From what I've discovered, MX currently doesn't handle the use of swap bays correctly. But Linux Mint does. With mint, I can just swap in/out and the system knows, whereas MX gets lost.

I know there are other ways of moving data like external USB. But still not as smooth as just swapping back and forth.

One time, Peppermint OS was the distro I favored til at that time, it really didn't handle flash drives properly, which led me to MX.

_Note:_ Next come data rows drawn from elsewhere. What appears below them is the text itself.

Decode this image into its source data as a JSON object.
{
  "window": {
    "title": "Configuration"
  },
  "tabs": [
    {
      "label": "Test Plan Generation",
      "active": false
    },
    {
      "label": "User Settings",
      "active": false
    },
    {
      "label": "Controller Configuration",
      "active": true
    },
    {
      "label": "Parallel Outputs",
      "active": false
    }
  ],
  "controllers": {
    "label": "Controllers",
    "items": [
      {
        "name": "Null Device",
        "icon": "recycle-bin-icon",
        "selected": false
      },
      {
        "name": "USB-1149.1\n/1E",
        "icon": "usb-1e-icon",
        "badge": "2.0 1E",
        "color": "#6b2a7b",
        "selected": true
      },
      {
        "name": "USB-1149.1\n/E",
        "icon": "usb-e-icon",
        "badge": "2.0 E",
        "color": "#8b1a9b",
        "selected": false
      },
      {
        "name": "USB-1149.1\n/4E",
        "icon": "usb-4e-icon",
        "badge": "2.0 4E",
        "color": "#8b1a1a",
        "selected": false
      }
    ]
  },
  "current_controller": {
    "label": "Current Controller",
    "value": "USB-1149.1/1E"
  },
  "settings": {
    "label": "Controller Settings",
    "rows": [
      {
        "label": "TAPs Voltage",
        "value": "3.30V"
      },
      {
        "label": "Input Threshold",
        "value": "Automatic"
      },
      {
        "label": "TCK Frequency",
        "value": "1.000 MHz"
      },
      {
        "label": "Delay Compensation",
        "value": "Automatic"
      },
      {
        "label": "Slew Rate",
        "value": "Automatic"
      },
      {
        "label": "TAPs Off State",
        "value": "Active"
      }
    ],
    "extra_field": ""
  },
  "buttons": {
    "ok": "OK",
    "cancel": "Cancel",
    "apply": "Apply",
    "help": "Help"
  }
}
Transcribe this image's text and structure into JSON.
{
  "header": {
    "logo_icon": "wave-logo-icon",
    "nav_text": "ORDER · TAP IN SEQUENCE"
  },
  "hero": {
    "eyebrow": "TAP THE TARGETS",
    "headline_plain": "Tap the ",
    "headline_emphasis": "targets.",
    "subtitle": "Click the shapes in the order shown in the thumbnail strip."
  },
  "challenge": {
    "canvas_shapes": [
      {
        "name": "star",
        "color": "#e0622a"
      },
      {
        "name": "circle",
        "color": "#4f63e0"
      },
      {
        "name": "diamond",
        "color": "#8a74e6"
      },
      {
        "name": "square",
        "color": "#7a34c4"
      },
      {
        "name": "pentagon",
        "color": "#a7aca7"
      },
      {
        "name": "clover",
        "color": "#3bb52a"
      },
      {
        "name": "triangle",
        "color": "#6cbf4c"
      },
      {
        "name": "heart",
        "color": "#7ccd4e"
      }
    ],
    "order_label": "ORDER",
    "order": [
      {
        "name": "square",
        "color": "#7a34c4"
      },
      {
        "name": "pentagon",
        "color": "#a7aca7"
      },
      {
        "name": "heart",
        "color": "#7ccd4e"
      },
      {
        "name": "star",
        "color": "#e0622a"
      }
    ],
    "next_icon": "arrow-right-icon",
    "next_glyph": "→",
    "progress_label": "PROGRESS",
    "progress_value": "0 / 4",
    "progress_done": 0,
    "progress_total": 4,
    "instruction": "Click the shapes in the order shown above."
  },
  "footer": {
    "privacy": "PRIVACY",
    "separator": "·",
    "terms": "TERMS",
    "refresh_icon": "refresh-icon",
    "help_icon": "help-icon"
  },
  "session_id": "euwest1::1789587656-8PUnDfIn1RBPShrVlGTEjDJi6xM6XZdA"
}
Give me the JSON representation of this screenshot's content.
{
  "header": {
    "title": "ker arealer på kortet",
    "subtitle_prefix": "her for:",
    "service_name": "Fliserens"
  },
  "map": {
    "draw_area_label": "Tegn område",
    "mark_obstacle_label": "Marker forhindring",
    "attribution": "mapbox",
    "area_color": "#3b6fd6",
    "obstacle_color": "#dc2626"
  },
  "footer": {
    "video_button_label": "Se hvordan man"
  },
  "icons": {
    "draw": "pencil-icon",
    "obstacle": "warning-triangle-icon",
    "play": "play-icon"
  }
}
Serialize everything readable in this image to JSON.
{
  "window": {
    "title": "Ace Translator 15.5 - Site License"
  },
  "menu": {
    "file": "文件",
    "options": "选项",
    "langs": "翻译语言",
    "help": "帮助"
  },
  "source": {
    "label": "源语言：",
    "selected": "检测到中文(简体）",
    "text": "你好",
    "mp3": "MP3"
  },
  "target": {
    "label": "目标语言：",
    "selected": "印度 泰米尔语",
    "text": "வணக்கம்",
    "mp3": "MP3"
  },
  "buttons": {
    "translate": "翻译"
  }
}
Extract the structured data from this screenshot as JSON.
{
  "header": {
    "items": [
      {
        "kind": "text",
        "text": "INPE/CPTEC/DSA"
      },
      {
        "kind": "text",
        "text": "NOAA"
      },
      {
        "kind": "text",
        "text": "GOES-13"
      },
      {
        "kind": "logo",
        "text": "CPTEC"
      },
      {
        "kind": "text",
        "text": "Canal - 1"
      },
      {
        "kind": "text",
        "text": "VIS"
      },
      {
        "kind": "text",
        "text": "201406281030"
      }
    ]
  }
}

So far, I'm still only at the temptation stage. Not lusting over another distro, but thinking that may be better, at least for my desktop.
 
Archlinux now has a new installer built into their ISO. I tried it out and it wasn't as bad as I thought it would be. Still Arch is not for newbies. I'm a Manjaro guy as my main driver. Manjaro is Arch based.
 
From what I've discovered, MX currently doesn't handle the use of swap bays correctly. But Linux Mint does. With mint, I can just swap in/out and the system knows, whereas MX gets lost.

I know there are other ways of moving data like external USB. But still not as smooth as just swapping back and forth.
So your boot OS drive stays and you swap external for various reasons?

In the 2000's I was working on a desktop that had a boot drive for unclassified work. Then we encounter classified chapters and have to go to a locked file cabinet, fetch our red drive. Shut down, place red in the swap bay, and start up. So the swap was a complete OS. So that is the extent of my experience with swap bays.